Let’s start with costs. The best estimate we have now is from Charles Blahous of Mercatus Center at George Mason University. He puts the price tag of single-payer healthcare at $32.6 trillion over ten years. 

This would double what we spend annually on healthcare, more than $3.3 trillion in 2017. According to Dr. Blahous, the additional cost of single payer would consume essentially all tax revenue, leaving nothing for education, infrastructure, defense, etc. Even worse, he wrote, “doubling all currently projected federal individual and corporate income tax collections would be insufficient to finance the added federal costs of the [Medicare for-All, single-payer] plan.” Can you imagine a politician getting elected who admits Medicare-for-All will double your tax bill?

To achieve the cost of “only” $32.6 trillion, Blahous calculated that the federal government would have to cut doctor reimbursements to 40 percent of private insurance payments, which are already negotiated down below usual and customary prices.

Put simply, this means physicians would be paid a salary they simply will not and frankly cannot afford to accept, not with medical student loans averaging more than $183,000 at graduation and 60-70 percent overhead costs for a primary care doctor’s office. Doctors will simply retire or find more remunerative, non-clinical work in research or administration.

This is already happening in Great Britain, which often cited as the model (or at least the justification) for Medicare-for-All.
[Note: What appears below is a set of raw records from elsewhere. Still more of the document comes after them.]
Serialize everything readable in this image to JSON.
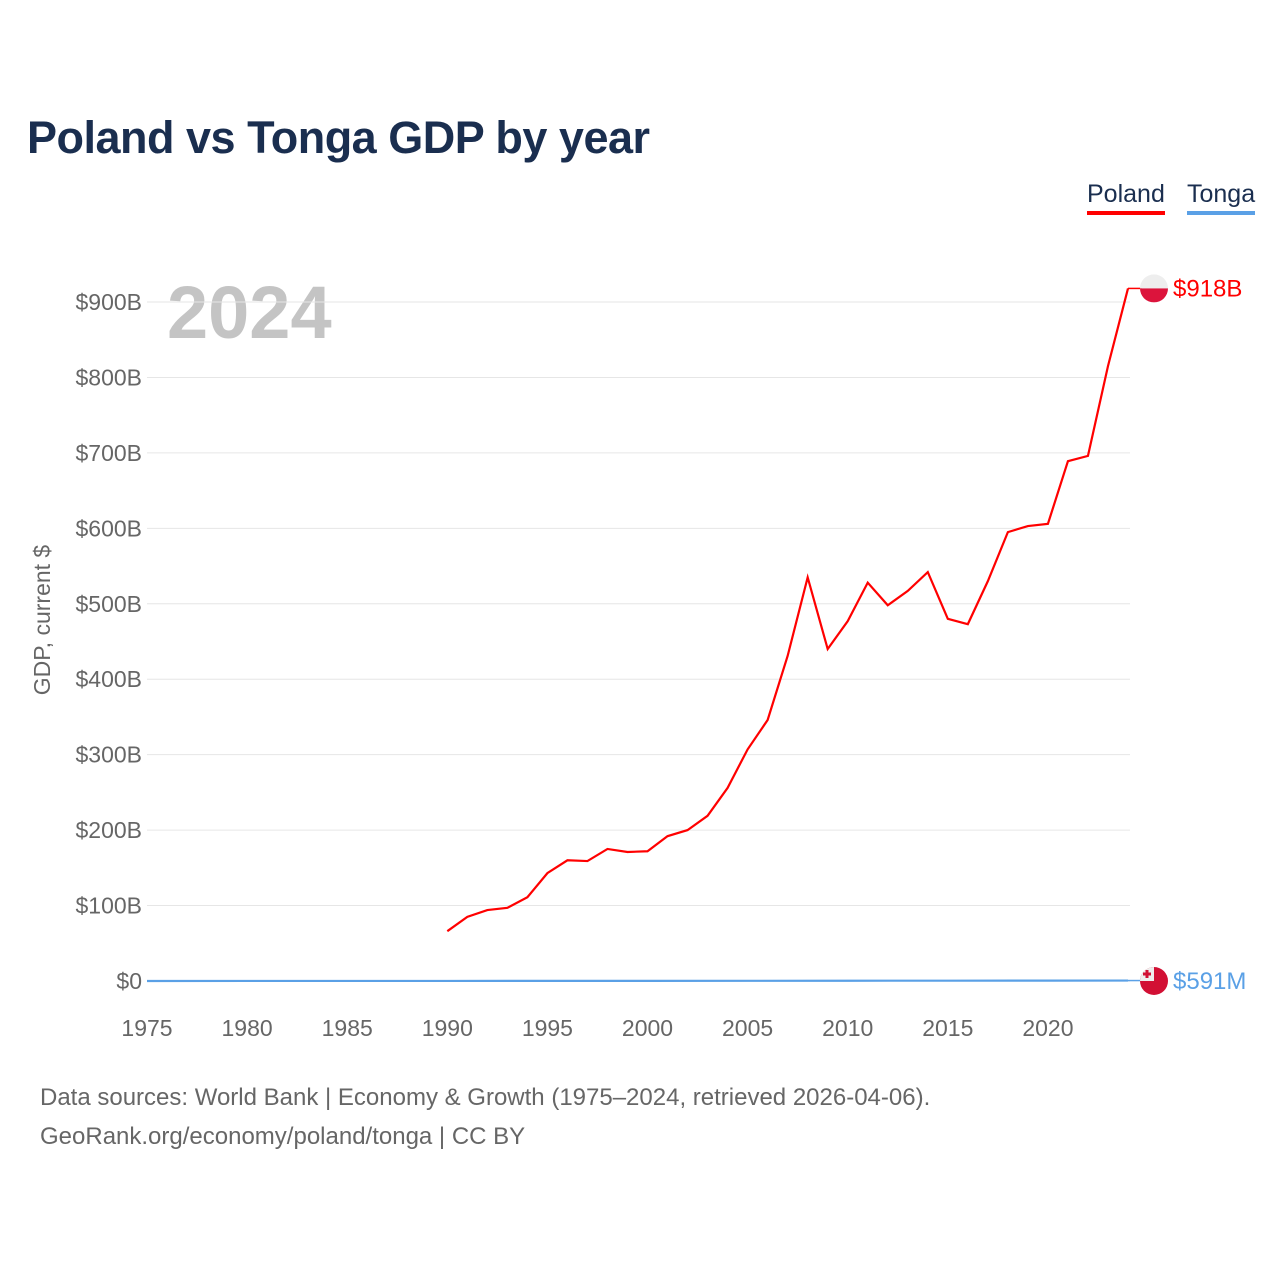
{
  "title": "Poland vs Tonga GDP by year",
  "legend": [
    {
      "label": "Poland",
      "color": "#ff0000"
    },
    {
      "label": "Tonga",
      "color": "#5aa0e6"
    }
  ],
  "year_watermark": "2024",
  "sources": {
    "line1": "Data sources: World Bank | Economy & Growth (1975–2024, retrieved 2026-04-06).",
    "line2": "GeoRank.org/economy/poland/tonga | CC BY"
  },
  "chart_data": {
    "type": "line",
    "title": "Poland vs Tonga GDP by year",
    "xlabel": "",
    "ylabel": "GDP, current $",
    "xlim": [
      1975,
      2024
    ],
    "ylim": [
      0,
      900
    ],
    "y_unit": "billion USD",
    "x_ticks": [
      1975,
      1980,
      1985,
      1990,
      1995,
      2000,
      2005,
      2010,
      2015,
      2020
    ],
    "x_tick_labels": [
      "1975",
      "1980",
      "1985",
      "1990",
      "1995",
      "2000",
      "2005",
      "2010",
      "2015",
      "2020"
    ],
    "y_ticks": [
      0,
      100,
      200,
      300,
      400,
      500,
      600,
      700,
      800,
      900
    ],
    "y_tick_labels": [
      "$0",
      "$100B",
      "$200B",
      "$300B",
      "$400B",
      "$500B",
      "$600B",
      "$700B",
      "$800B",
      "$900B"
    ],
    "grid": true,
    "legend_position": "top-right",
    "series": [
      {
        "name": "Poland",
        "color": "#ff0000",
        "end_label": "$918B",
        "x": [
          1990,
          1991,
          1992,
          1993,
          1994,
          1995,
          1996,
          1997,
          1998,
          1999,
          2000,
          2001,
          2002,
          2003,
          2004,
          2005,
          2006,
          2007,
          2008,
          2009,
          2010,
          2011,
          2012,
          2013,
          2014,
          2015,
          2016,
          2017,
          2018,
          2019,
          2020,
          2021,
          2022,
          2023,
          2024
        ],
        "values": [
          66,
          85,
          94,
          97,
          111,
          143,
          160,
          159,
          175,
          171,
          172,
          192,
          200,
          219,
          256,
          307,
          346,
          431,
          535,
          440,
          477,
          528,
          498,
          517,
          542,
          480,
          473,
          530,
          595,
          603,
          606,
          689,
          696,
          815,
          918
        ]
      },
      {
        "name": "Tonga",
        "color": "#5aa0e6",
        "end_label": "$591M",
        "x": [
          1975,
          1980,
          1985,
          1990,
          1995,
          2000,
          2005,
          2010,
          2015,
          2020,
          2024
        ],
        "values": [
          0.03,
          0.07,
          0.06,
          0.11,
          0.2,
          0.2,
          0.26,
          0.37,
          0.44,
          0.49,
          0.591
        ]
      }
    ]
  }
}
The National Health Service is experiencing severe doctor shortages and doctors going out on strike, as it faces increasing demand from an aging population.

The net effect of single payer in the U.S. will be many fewer care providers – even as 323 million Americans are clamoring for their promised “right to health care.” Wait times for care went up with Obamacare. With Medicare-for-All, they will be interminable.
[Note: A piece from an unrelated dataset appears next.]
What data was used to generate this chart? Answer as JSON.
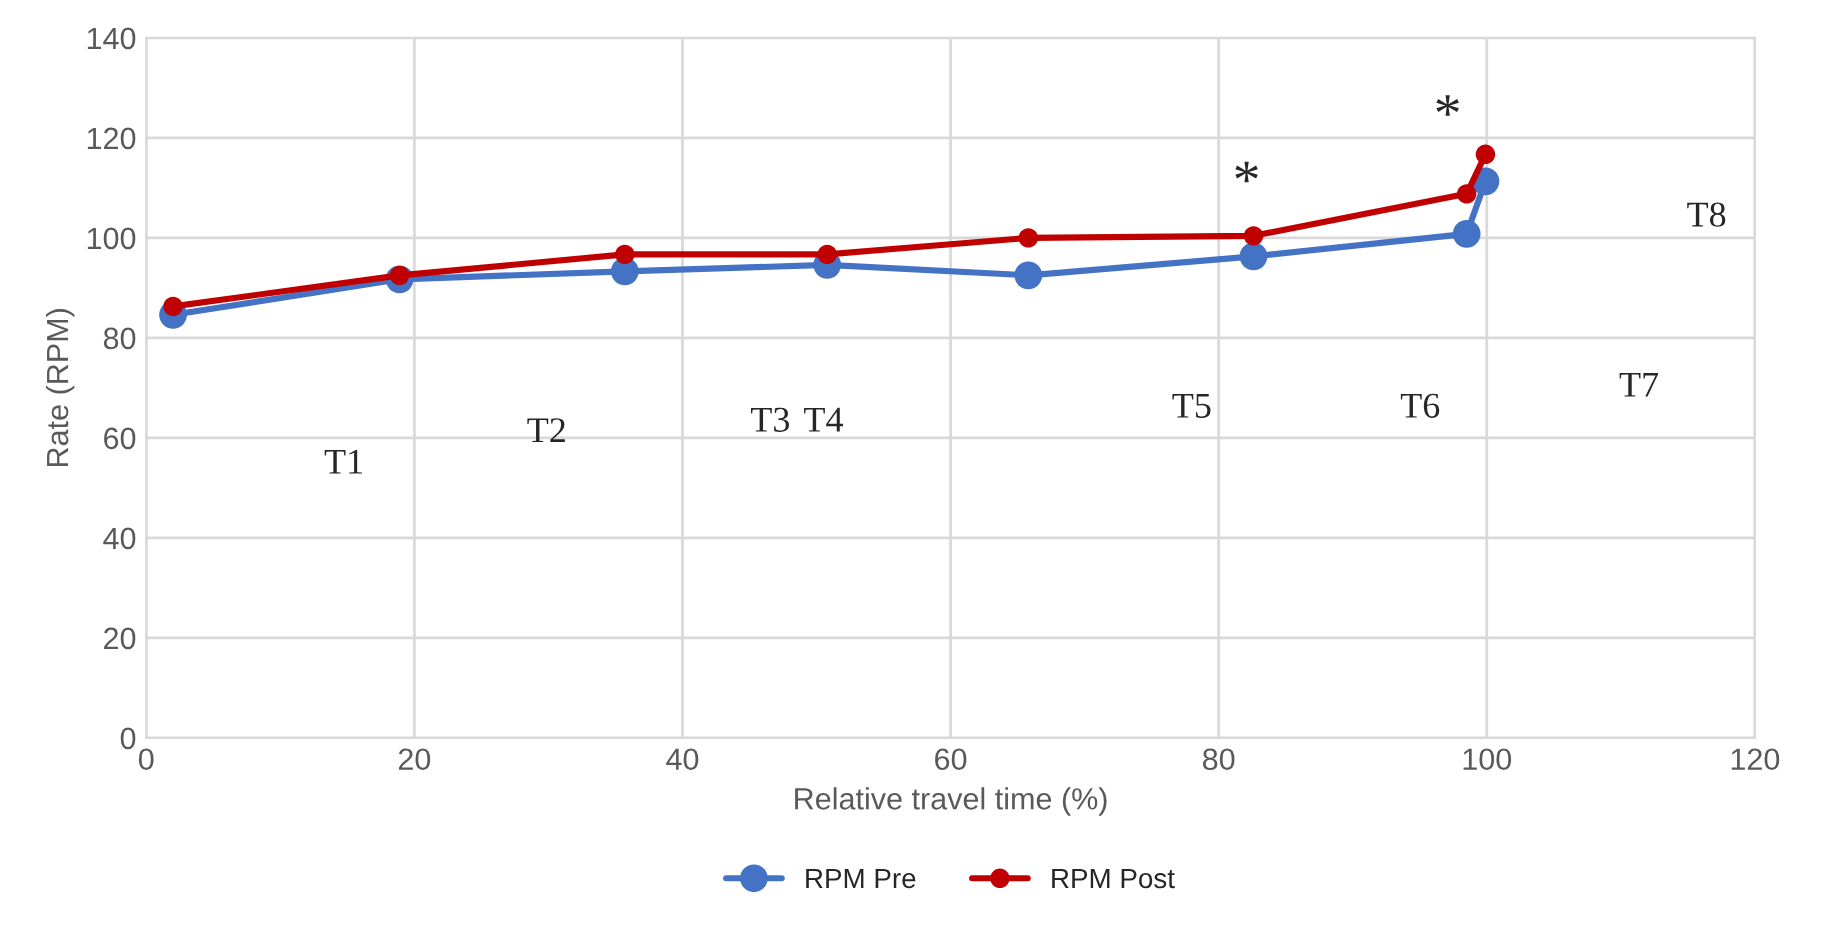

It’s all about rationing. In single-payer systems, the government saves money not by more efficient administration, but by controlling both the budget and by limiting allowable treatments. In other words, they ration care by restricting allocations to facilities (resulting in too few operating rooms or burn units), reducing payment schedules (resulting in fewer physicians available to treat patients), and delaying or denying treatments that are very expensive. It is easy to get an inexpensive antibiotic but you wait forever to receive costly cancer chemotherapy or heart surgery. 

When my British mother broke her hip at age 78, she was scheduled for surgery 27 months in the future and would have to remain immobile in bed till then. For a woman of her age, that was a death sentence. She would have joined other unfortunates in single payer systems who experience death-by-queuing.

In Canada, thoracic surgeon Ciaran McNamee sued the Alberta Provincial Trust claiming a series of patient records showed that limited budget allocations caused Canadians to die waiting in line for care.

In the U.S., we already have a single-payer health care system, called the Veterans Administration Hospital system. A 2015 internal audit of the VA reported, “307,000 veterans may have died waiting for care.” Death-by-queueing happens right here — to our service men and women.

Of course, Medicare-for-All supporters don’t want us to look at the VA. Instead, they invoke the brand name of a popular program — Medicare. That’s deceptive; Medicare is a benefit that millions of American workers earned through a lifetime of contributions into the system. Single-payer health care, as proposed in HB 676, would be much more like a universalized Medicaid, with all the accompanying problems and inefficiencies.

Perhaps the CBO is right; it’s not very likely that a Medicare-for-All scheme will get to the House floor in the near future, because as Americans learn more about it, support drops. Americans are an independent bunch. When they realize Medicare-for-All means government bureaucrats — not families — make the final decisions about their health and even their lives, they’ll promptly reject it. 

Dr. Deane Waldman, MD, MBA, is a retired pediatric cardiologist and Director of the Center for Health Care Policy at the nonprofit Texas Public Policy Foundation.